First post and lloking forward to coming back often. I need to add a short lenght of railing, about 3 feet, to aluminum siding. Wondering what kind of railing and how to attach. Nothing fancy. Its for insurance purposes.


----------



## inspectorD (Apr 7, 2009)

Where is this attaching to besides the siding? 
A concrete front porch stoop, deck, landscaping area with a wall?
My preference is to use 4x4 posts bolted to whatever the base is. Any pressure treated lumber cannot be attached to aluminum...it will eat it away from the copper treatment in the wood.

Sometimes you can get metal railings for front porch stoops premade from the local lumber yard.


----------



## crocket (Apr 7, 2009)

Concrete steps run parallel to the house. After 10 years the insurance company wants a railing. When you go down the 3 steps you are actually walking along side the wall which is sided in aluminum. Seems like it would be a big project to attach anything to the outsie of steps which are are concrete and old. Thank you for your input.


----------



## inspectorD (Apr 7, 2009)

You could install an aluminum handrail screwed into the siding. It may have to be ordered. Also a metal railing for the outside can also be ordered from any lumber yard.
My opinion is to go talk to your local lumber yard and ask what they recommend.
Bring a picture, it will help.


----------



## crocket (Apr 7, 2009)

Aluminum railing ssounds like exactly what I need. Will it hols strong to the wall going thoough the siding.
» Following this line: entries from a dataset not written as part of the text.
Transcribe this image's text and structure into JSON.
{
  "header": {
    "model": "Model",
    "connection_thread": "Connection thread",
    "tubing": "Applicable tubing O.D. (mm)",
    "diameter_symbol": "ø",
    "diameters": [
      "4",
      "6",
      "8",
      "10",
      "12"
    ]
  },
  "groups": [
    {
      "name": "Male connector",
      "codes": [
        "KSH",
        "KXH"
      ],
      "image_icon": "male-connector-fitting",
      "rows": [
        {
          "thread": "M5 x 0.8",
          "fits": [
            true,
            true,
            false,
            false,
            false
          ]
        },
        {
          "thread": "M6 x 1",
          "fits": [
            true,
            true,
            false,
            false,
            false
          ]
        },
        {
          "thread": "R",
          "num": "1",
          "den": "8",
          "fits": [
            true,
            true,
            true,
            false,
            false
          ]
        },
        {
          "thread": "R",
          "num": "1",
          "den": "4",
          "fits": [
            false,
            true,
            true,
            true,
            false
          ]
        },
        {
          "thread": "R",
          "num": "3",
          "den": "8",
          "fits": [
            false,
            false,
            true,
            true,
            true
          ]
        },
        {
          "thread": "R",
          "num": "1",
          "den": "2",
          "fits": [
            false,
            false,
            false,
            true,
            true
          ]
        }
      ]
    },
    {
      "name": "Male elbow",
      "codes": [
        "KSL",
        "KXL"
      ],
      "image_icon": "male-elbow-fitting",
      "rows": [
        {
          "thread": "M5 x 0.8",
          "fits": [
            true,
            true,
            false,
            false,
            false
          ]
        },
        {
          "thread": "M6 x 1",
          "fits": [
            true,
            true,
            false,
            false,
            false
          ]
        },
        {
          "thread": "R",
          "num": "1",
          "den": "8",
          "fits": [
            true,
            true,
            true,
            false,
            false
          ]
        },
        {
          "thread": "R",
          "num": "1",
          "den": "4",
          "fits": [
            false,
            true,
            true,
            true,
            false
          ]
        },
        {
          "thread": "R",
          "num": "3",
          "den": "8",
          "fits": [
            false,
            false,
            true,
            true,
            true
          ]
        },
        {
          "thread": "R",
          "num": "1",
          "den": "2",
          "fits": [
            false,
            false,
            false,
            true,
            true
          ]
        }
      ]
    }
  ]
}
Old house, don't know whats under the siding.
Thanks again.


----------



## tlcww (Apr 8, 2009)

You will probably have to locate the support studs and then
mount your rails to those.


----------



## crocket (Apr 8, 2009)

How can the studs be found underneath the siding?


----------



## tlcww (Apr 8, 2009)

You may have to peel back a course of the siding to 
peak in and see how the structure is supported.
(Where the studs are located , how they are configured etc...)

I've worked with vinyl siding mostly...
And that's pretty easy to unzip by lifting the bottom section of 
a course of siding OUT of the 
'receiving end' of the section just below it.
You should then be able to see the support structure
and determine where to mount the rails into the studs. 

Dose that make any sense?

A picture would be a big help so other can see what your trying to describe.


----------